Established in 2000, HDFC Life is India’s leading long-term insurance solutions provider offering a range of individual and group insurance solutions that meet various customer needs such as Protection, Pension, Savings, Investment, and Health. The company also offers Women’s Plans to meet specific needs of women. Customers have the added advantage of customizing plans, by adding optional benefits called riders, at a nominal price. The company currently has 32 retail and 10 group products in its portfolio, along with 10 riders.
HDFC Life continues to have the widest reach with about 500 branches in India touching customers in over 900 cities and towns. The company has also established a liaison office in Dubai. The company has a strong presence in its existing markets with a strong base of Financial Consultants.
Yash Ved of IIFL provides you the highlights of a conference call where Amitabh Chaudhry says “FY14 will be tough for the insurance industry due to political uncertainties and product-related guidelines.”
Brief us about your financials?
HDFC Life has registered a profit of Rs 451 crore in FY13. The company recorded 16% positive growth in new business premium income (Individual business), a respectable 20% growth in Group business, and 11% growth in total premium income.
The company posted positive growth for new business premium income of 16% to Rs 3,113 crore from Rs. 2,695 crore in 2011-12.
The company achieved a tangible decline in expense ratio to 10.8%.Operating expense ratio was kept under control through various strategic initiatives.

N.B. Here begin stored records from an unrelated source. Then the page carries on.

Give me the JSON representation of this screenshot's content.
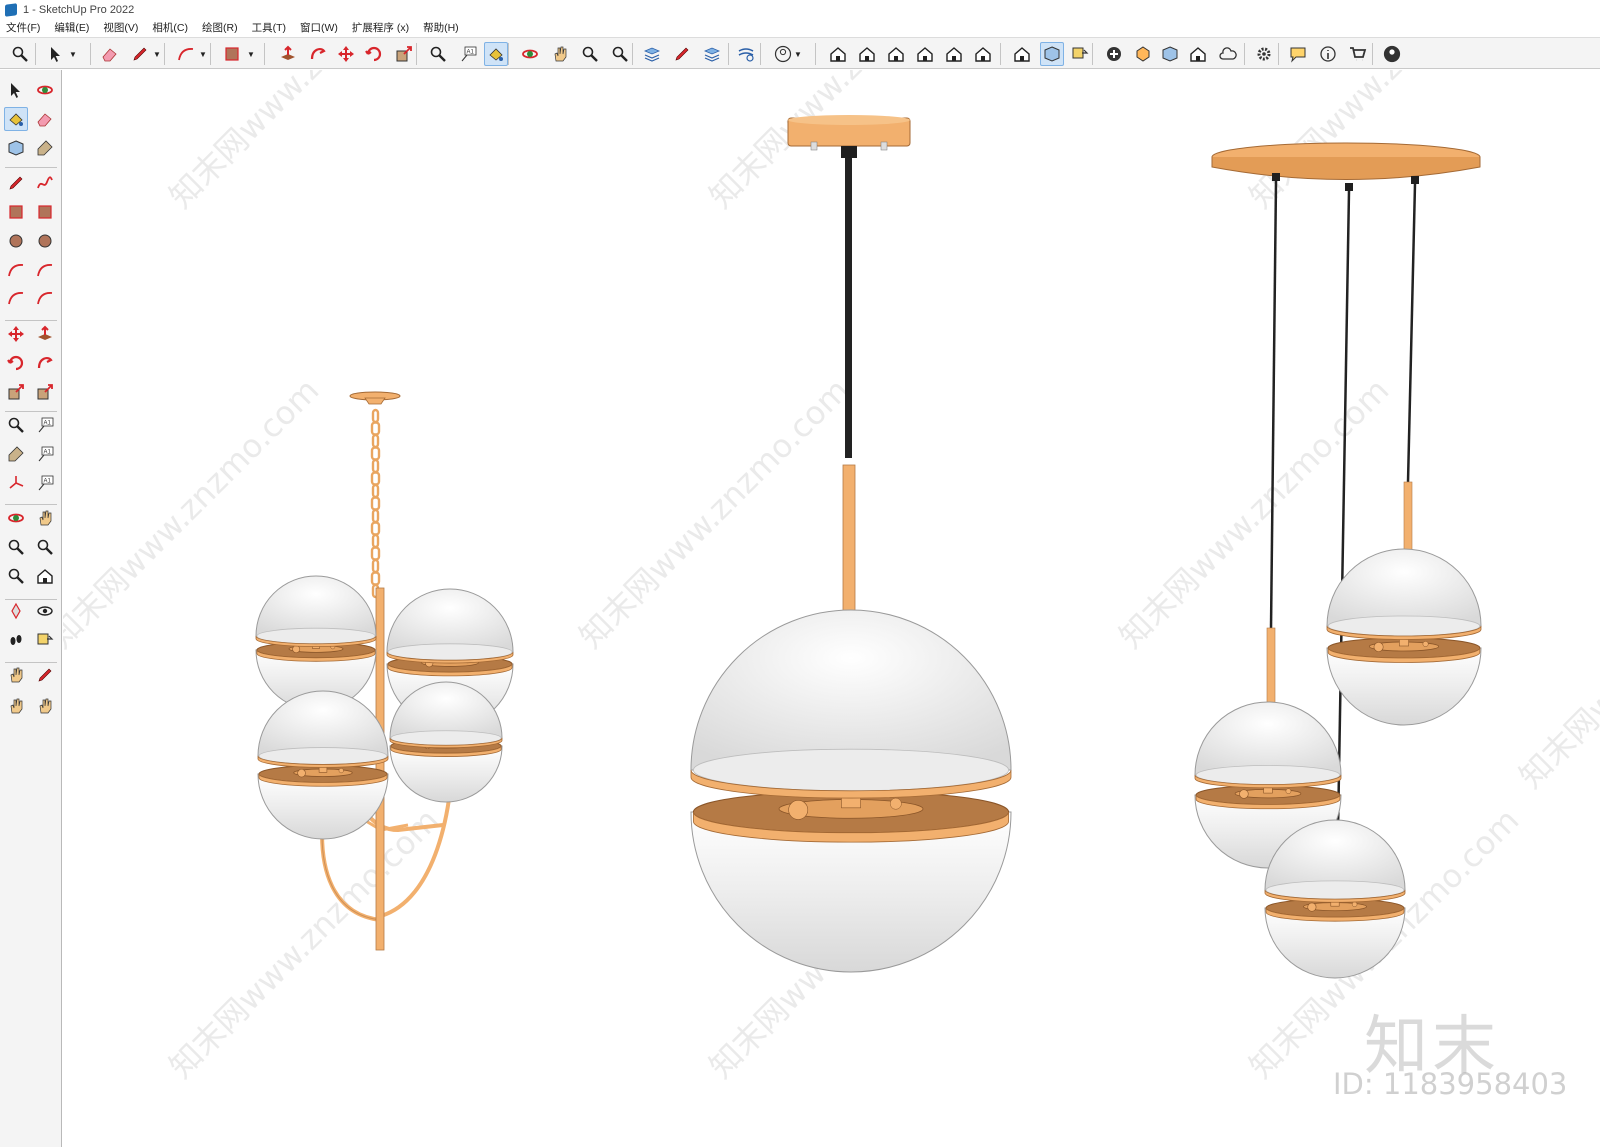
{
  "window": {
    "title": "1 - SketchUp Pro 2022"
  },
  "menubar": [
    "文件(F)",
    "编辑(E)",
    "视图(V)",
    "相机(C)",
    "绘图(R)",
    "工具(T)",
    "窗口(W)",
    "扩展程序 (x)",
    "帮助(H)"
  ],
  "toolbar_icons": [
    "zoom-icon",
    "select-icon",
    "eraser-icon",
    "pencil-icon",
    "arc-icon",
    "rectangle-icon",
    "push-pull-icon",
    "follow-me-icon",
    "move-icon",
    "rotate-icon",
    "scale-icon",
    "tape-measure-icon",
    "text-icon",
    "paint-bucket-icon",
    "orbit-icon",
    "pan-icon",
    "zoom-window-icon",
    "zoom-extents-icon",
    "layers-icon",
    "outliner-icon",
    "styles-icon",
    "shadows-icon",
    "account-icon",
    "iso-view-icon",
    "top-view-icon",
    "front-view-icon",
    "right-view-icon",
    "back-view-icon",
    "left-view-icon",
    "warehouse-icon",
    "component-icon",
    "section-icon",
    "add-location-icon",
    "sandbox-icon",
    "dynamic-components-icon",
    "extension-warehouse-icon",
    "cloud-icon",
    "settings-icon",
    "message-icon",
    "info-icon",
    "cart-icon",
    "profile-icon"
  ],
  "left_toolbar_icons": [
    "select-icon",
    "orbit-icon",
    "paint-bucket-icon",
    "eraser-icon",
    "component-icon",
    "tag-icon",
    "line-icon",
    "freehand-icon",
    "rectangle-icon",
    "rotated-rectangle-icon",
    "circle-icon",
    "polygon-icon",
    "arc-icon",
    "two-point-arc-icon",
    "three-point-arc-icon",
    "pie-icon",
    "move-icon",
    "push-pull-icon",
    "rotate-icon",
    "follow-me-icon",
    "scale-icon",
    "offset-icon",
    "tape-measure-icon",
    "dimension-icon",
    "protractor-icon",
    "text-icon",
    "axes-icon",
    "3d-text-icon",
    "orbit-tool-icon",
    "pan-tool-icon",
    "zoom-tool-icon",
    "zoom-window-tool-icon",
    "zoom-extents-tool-icon",
    "previous-view-icon",
    "position-camera-icon",
    "look-around-icon",
    "walk-icon",
    "section-plane-icon",
    "layers-panel-icon",
    "outliner-panel-icon",
    "styles-panel-icon",
    "shadows-panel-icon"
  ],
  "colors": {
    "brass": "#f2b06e",
    "brass_dark": "#b57a45",
    "glass": "#f3f3f3",
    "cord": "#1f1f1f",
    "accent": "#cfe3f7"
  },
  "watermark": {
    "site": "知末网www.znzmo.com",
    "logo": "知末",
    "id": "ID: 1183958403"
  }
}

The company has maintained a balanced product mix with ULIPs contributing 61% and conventional business forming 39% of the APE (Annual Premium Equivalent) in the Individual business.
The company is focusing on channels, products and customer-oriented initiatives along with well-defined premium reminder process have helped in maintaining the conservation ratio at 78%.

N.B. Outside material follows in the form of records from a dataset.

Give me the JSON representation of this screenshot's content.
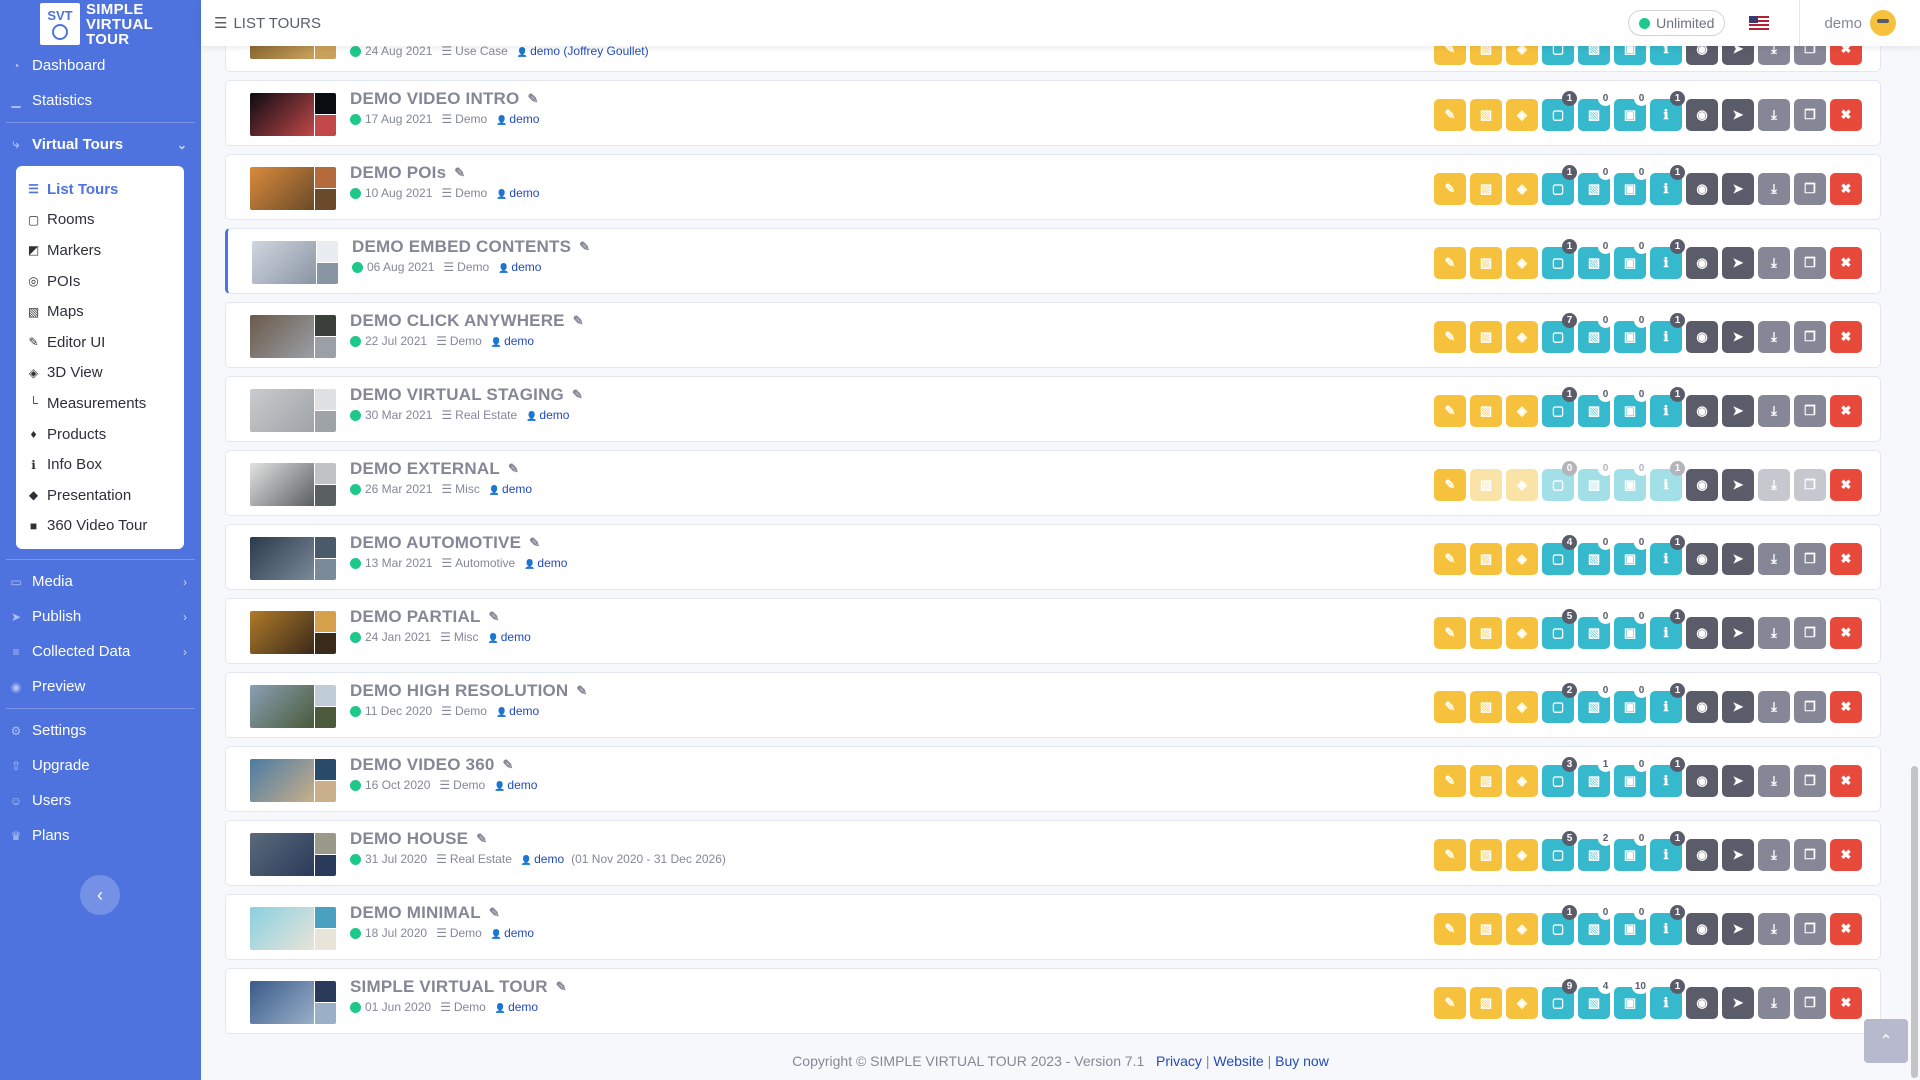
{
  "brand": {
    "logo_text": "SVT",
    "line1": "SIMPLE",
    "line2": "VIRTUAL",
    "line3": "TOUR"
  },
  "topbar": {
    "title": "LIST TOURS",
    "plan": "Unlimited",
    "user": "demo"
  },
  "sidebar": {
    "items": [
      {
        "label": "Dashboard",
        "icon": "dashboard-icon"
      },
      {
        "label": "Statistics",
        "icon": "chart-icon"
      },
      {
        "label": "Virtual Tours",
        "icon": "route-icon"
      }
    ],
    "submenu": [
      {
        "label": "List Tours",
        "icon": "list-icon"
      },
      {
        "label": "Rooms",
        "icon": "vector-icon"
      },
      {
        "label": "Markers",
        "icon": "caret-icon"
      },
      {
        "label": "POIs",
        "icon": "bullseye-icon"
      },
      {
        "label": "Maps",
        "icon": "map-icon"
      },
      {
        "label": "Editor UI",
        "icon": "brush-icon"
      },
      {
        "label": "3D View",
        "icon": "cube-icon"
      },
      {
        "label": "Measurements",
        "icon": "ruler-icon"
      },
      {
        "label": "Products",
        "icon": "cart-icon"
      },
      {
        "label": "Info Box",
        "icon": "info-icon"
      },
      {
        "label": "Presentation",
        "icon": "diamond-icon"
      },
      {
        "label": "360 Video Tour",
        "icon": "video-icon"
      }
    ],
    "items2": [
      {
        "label": "Media",
        "icon": "media-icon"
      },
      {
        "label": "Publish",
        "icon": "publish-icon"
      },
      {
        "label": "Collected Data",
        "icon": "database-icon"
      },
      {
        "label": "Preview",
        "icon": "eye-icon"
      }
    ],
    "items3": [
      {
        "label": "Settings",
        "icon": "gear-icon"
      },
      {
        "label": "Upgrade",
        "icon": "upgrade-icon"
      },
      {
        "label": "Users",
        "icon": "users-icon"
      },
      {
        "label": "Plans",
        "icon": "crown-icon"
      }
    ]
  },
  "tours": [
    {
      "name": "",
      "date": "24 Aug 2021",
      "category": "Use Case",
      "author": "demo (Joffrey Goullet)",
      "extra": "",
      "badges": [
        "",
        "",
        "",
        ""
      ],
      "colors": [
        "#7a5b2a",
        "#c9a15a",
        "#3a4048"
      ],
      "faded": false
    },
    {
      "name": "DEMO VIDEO INTRO",
      "date": "17 Aug 2021",
      "category": "Demo",
      "author": "demo",
      "extra": "",
      "badges": [
        "1",
        "0",
        "0",
        "1"
      ],
      "colors": [
        "#0b0b12",
        "#c2484a",
        "#0b0b12"
      ],
      "faded": false
    },
    {
      "name": "DEMO POIs",
      "date": "10 Aug 2021",
      "category": "Demo",
      "author": "demo",
      "extra": "",
      "badges": [
        "1",
        "0",
        "0",
        "1"
      ],
      "colors": [
        "#d98a3a",
        "#6a4a2a",
        "#b46a3a"
      ],
      "faded": false
    },
    {
      "name": "DEMO EMBED CONTENTS",
      "date": "06 Aug 2021",
      "category": "Demo",
      "author": "demo",
      "extra": "",
      "badges": [
        "1",
        "0",
        "0",
        "1"
      ],
      "colors": [
        "#cfd6df",
        "#8a95a3",
        "#e9edf2"
      ],
      "faded": false,
      "selected": true
    },
    {
      "name": "DEMO CLICK ANYWHERE",
      "date": "22 Jul 2021",
      "category": "Demo",
      "author": "demo",
      "extra": "",
      "badges": [
        "7",
        "0",
        "0",
        "1"
      ],
      "colors": [
        "#6a5a4a",
        "#9aa0a6",
        "#3a3f3a"
      ],
      "faded": false
    },
    {
      "name": "DEMO VIRTUAL STAGING",
      "date": "30 Mar 2021",
      "category": "Real Estate",
      "author": "demo",
      "extra": "",
      "badges": [
        "1",
        "0",
        "0",
        "1"
      ],
      "colors": [
        "#c9ccce",
        "#9ea3a7",
        "#dfe2e4"
      ],
      "faded": false
    },
    {
      "name": "DEMO EXTERNAL",
      "date": "26 Mar 2021",
      "category": "Misc",
      "author": "demo",
      "extra": "",
      "badges": [
        "0",
        "0",
        "0",
        "1"
      ],
      "colors": [
        "#e2e2e2",
        "#5a5f60",
        "#bfc3c4"
      ],
      "faded": true
    },
    {
      "name": "DEMO AUTOMOTIVE",
      "date": "13 Mar 2021",
      "category": "Automotive",
      "author": "demo",
      "extra": "",
      "badges": [
        "4",
        "0",
        "0",
        "1"
      ],
      "colors": [
        "#2a3a4a",
        "#7a8a9a",
        "#4a5a6a"
      ],
      "faded": false
    },
    {
      "name": "DEMO PARTIAL",
      "date": "24 Jan 2021",
      "category": "Misc",
      "author": "demo",
      "extra": "",
      "badges": [
        "5",
        "0",
        "0",
        "1"
      ],
      "colors": [
        "#b07a2a",
        "#3a2a1a",
        "#d6a04a"
      ],
      "faded": false
    },
    {
      "name": "DEMO HIGH RESOLUTION",
      "date": "11 Dec 2020",
      "category": "Demo",
      "author": "demo",
      "extra": "",
      "badges": [
        "2",
        "0",
        "0",
        "1"
      ],
      "colors": [
        "#8aa0b4",
        "#4a5a3a",
        "#c0ccd6"
      ],
      "faded": false
    },
    {
      "name": "DEMO VIDEO 360",
      "date": "16 Oct 2020",
      "category": "Demo",
      "author": "demo",
      "extra": "",
      "badges": [
        "3",
        "1",
        "0",
        "1"
      ],
      "colors": [
        "#4a7aa4",
        "#c9b08a",
        "#2a4a6a"
      ],
      "faded": false
    },
    {
      "name": "DEMO HOUSE",
      "date": "31 Jul 2020",
      "category": "Real Estate",
      "author": "demo",
      "extra": "(01 Nov 2020 - 31 Dec 2026)",
      "badges": [
        "5",
        "2",
        "0",
        "1"
      ],
      "colors": [
        "#5a6a7a",
        "#2a3a5a",
        "#9a9a8a"
      ],
      "faded": false
    },
    {
      "name": "DEMO MINIMAL",
      "date": "18 Jul 2020",
      "category": "Demo",
      "author": "demo",
      "extra": "",
      "badges": [
        "1",
        "0",
        "0",
        "1"
      ],
      "colors": [
        "#8ad0e0",
        "#e8e4d8",
        "#4aa0c0"
      ],
      "faded": false
    },
    {
      "name": "SIMPLE VIRTUAL TOUR",
      "date": "01 Jun 2020",
      "category": "Demo",
      "author": "demo",
      "extra": "",
      "badges": [
        "9",
        "4",
        "10",
        "1"
      ],
      "colors": [
        "#3a5a8a",
        "#9ab0c8",
        "#2a3a5a"
      ],
      "faded": false
    }
  ],
  "footer": {
    "copyright": "Copyright © SIMPLE VIRTUAL TOUR 2023 - Version 7.1",
    "privacy": "Privacy",
    "website": "Website",
    "buy": "Buy now"
  },
  "colors": {
    "primary": "#4e73df",
    "warning": "#f6c23e",
    "info": "#36b9cc",
    "dark": "#5a5c69",
    "secondary": "#858796",
    "danger": "#e74a3b",
    "success": "#1cc88a"
  }
}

What is your market share?
We have garnered market share of 17.5% (a gain of 200 basis points over previous year) in Individual business (private industry) in terms of Weighted Received Premia (WRP);
Comment on your performance for FY2012-2013?
2012-13 was one more year of the company consistently outperforming the industry growth rates in new business premium, reducing its operating expenses ratio, growing both individual & group premium, increasing renewals and improving new business margins.
We have taken several steps to improve customer centricity, having rolled out a point-of-sale underwriting system ‘Click2Buy’.
We have also embarked upon a large technology-enabled transformation program that will make us more responsive to meeting customer and distributor needs.
We continue to sell a balanced, profitable product mix and our speed to market has improved considerably as evidenced by ours being the first re-launched ULIP pension product to hit the market.
We continued to grow our key channel partners, diversified our distribution mix and augmented our human capital during the year. Along with growth in our business, we will continue to work towards strengthening our risk management practices.
Despite focus on efficiencies, HDFC Life made significant investments in new channels, technology, branch refurbishments and international business, to position for growth in future.
What is your outlook for insurance industry for FY14?
FY14 will be tough for the insurance industry due to political uncertainties and product-related guidelines. The company is expecting better than industry growth this year.
What are your international plans?
We are planning to expand business in Gulf countries.
What are your IPO plans?
The company will take a decision on IPO process, when market stabilizes.